Sadly the reality of this visit didn’t match my expectations. Maybe it was where I was at personally. I found the experience to be a cross between being stuck in the Big Brother House – where I longed for my eviction, and expecting Reginald Iolanthe Perrin and his self help community to come sweeping through the door any minute, and I looked forward to sex with David Harris Jones (the very timid sex therapist at Perrins!)
I really tried to make the most of my time there. I mucked in with the routine of the day, cleaning, praying, gardening, quiet times alone. I met some wonderful people who were fellow travellers for retreat and healing and I went on the pilgrimage to Holy Island. I think one thing that really got to me about my time there was it was two weeks without any children. Two weeks with people taking themselves far too seriously and I longed to hear the laughter of children and just have a mad half hour. While I was there I learned that I really valued normal life much more than I had previously realised. Suddenly the things that were missing – the noise of children, Radio 2, the ringing phone, everyday routine of family coming and going, were more precious than ever before.

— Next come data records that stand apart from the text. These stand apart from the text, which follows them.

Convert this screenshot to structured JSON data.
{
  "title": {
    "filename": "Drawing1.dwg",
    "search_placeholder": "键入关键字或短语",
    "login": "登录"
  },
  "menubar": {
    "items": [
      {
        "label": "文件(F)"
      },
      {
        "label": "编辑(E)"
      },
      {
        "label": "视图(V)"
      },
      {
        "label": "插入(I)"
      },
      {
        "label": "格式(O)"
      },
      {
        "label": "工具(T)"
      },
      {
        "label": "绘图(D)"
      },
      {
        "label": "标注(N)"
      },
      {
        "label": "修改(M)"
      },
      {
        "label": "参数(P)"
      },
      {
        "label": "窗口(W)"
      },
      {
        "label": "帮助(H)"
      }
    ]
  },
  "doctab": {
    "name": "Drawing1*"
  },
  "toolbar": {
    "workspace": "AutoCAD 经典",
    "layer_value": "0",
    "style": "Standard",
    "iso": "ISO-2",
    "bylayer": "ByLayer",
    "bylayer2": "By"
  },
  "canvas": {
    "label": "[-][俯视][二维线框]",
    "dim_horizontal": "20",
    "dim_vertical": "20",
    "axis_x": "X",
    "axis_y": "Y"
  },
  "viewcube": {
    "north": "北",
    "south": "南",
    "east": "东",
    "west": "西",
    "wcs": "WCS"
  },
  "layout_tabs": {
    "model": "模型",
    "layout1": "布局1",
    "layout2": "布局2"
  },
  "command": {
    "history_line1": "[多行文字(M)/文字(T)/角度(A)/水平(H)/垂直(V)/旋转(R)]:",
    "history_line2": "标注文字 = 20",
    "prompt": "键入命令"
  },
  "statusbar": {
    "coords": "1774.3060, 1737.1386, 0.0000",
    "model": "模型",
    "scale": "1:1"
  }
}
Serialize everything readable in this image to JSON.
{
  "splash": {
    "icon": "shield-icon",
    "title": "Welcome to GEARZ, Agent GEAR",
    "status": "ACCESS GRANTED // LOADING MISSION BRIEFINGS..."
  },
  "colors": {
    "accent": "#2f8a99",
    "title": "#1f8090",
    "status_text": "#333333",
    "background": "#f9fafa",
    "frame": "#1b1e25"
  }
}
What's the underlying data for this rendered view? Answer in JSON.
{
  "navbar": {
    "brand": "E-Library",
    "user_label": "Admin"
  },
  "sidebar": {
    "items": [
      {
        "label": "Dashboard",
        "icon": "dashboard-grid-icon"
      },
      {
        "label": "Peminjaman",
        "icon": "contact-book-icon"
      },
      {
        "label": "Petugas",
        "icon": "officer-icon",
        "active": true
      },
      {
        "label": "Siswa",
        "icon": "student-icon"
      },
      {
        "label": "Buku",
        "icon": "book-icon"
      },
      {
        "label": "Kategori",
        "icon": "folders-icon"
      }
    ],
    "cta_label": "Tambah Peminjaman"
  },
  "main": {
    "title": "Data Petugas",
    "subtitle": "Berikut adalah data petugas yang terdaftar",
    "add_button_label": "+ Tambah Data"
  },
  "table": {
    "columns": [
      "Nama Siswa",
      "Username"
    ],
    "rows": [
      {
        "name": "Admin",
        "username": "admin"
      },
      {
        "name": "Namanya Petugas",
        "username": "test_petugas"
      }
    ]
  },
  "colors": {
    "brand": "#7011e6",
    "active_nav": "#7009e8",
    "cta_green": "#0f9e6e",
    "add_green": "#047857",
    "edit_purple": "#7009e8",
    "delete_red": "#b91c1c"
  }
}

I did my best not to be “Sister miss-a-blessing”, but one thing that got under my skin was this constant talk of “Thin Places!”. The understanding that God was more assessable, more available in certain places – Lindisfarne being one such place. Everything within me was struggling with this crazy theology (as I saw it). Surely this was utter madness to designate certain places as “thin” – as if God was just sat there waiting and we go to him there without an appointment! This drove me to distraction as it was completely contrary to my firm belief based on Psalm 139 where the Psalmist asks:-
“Where can I go from your Spirit? Where can I flee from your presence? If I go up to the heavens, you are there; if I make my bed in the depths, you are there. If I rise on the wings of the dawn, if I settle on the far side of the sea, even there your hand will guide me”.
I don’t do thin places – for I have come to believe that God is always available, always around, always here. I do not have to cross some ancient walkway to find him, to be honest I don’t have to move from this chair. As I sit here typing today’s reflection about my passions and my irritabilities suddenly … Here he is again. Love you Lord!
Lord today – may I ever be aware of you on my left and on my right.
Jesus – during this Lenten season – may I continue to find you in the normal things of life – all of which are a gift from you
Lord hear us – Lord graciously hear us!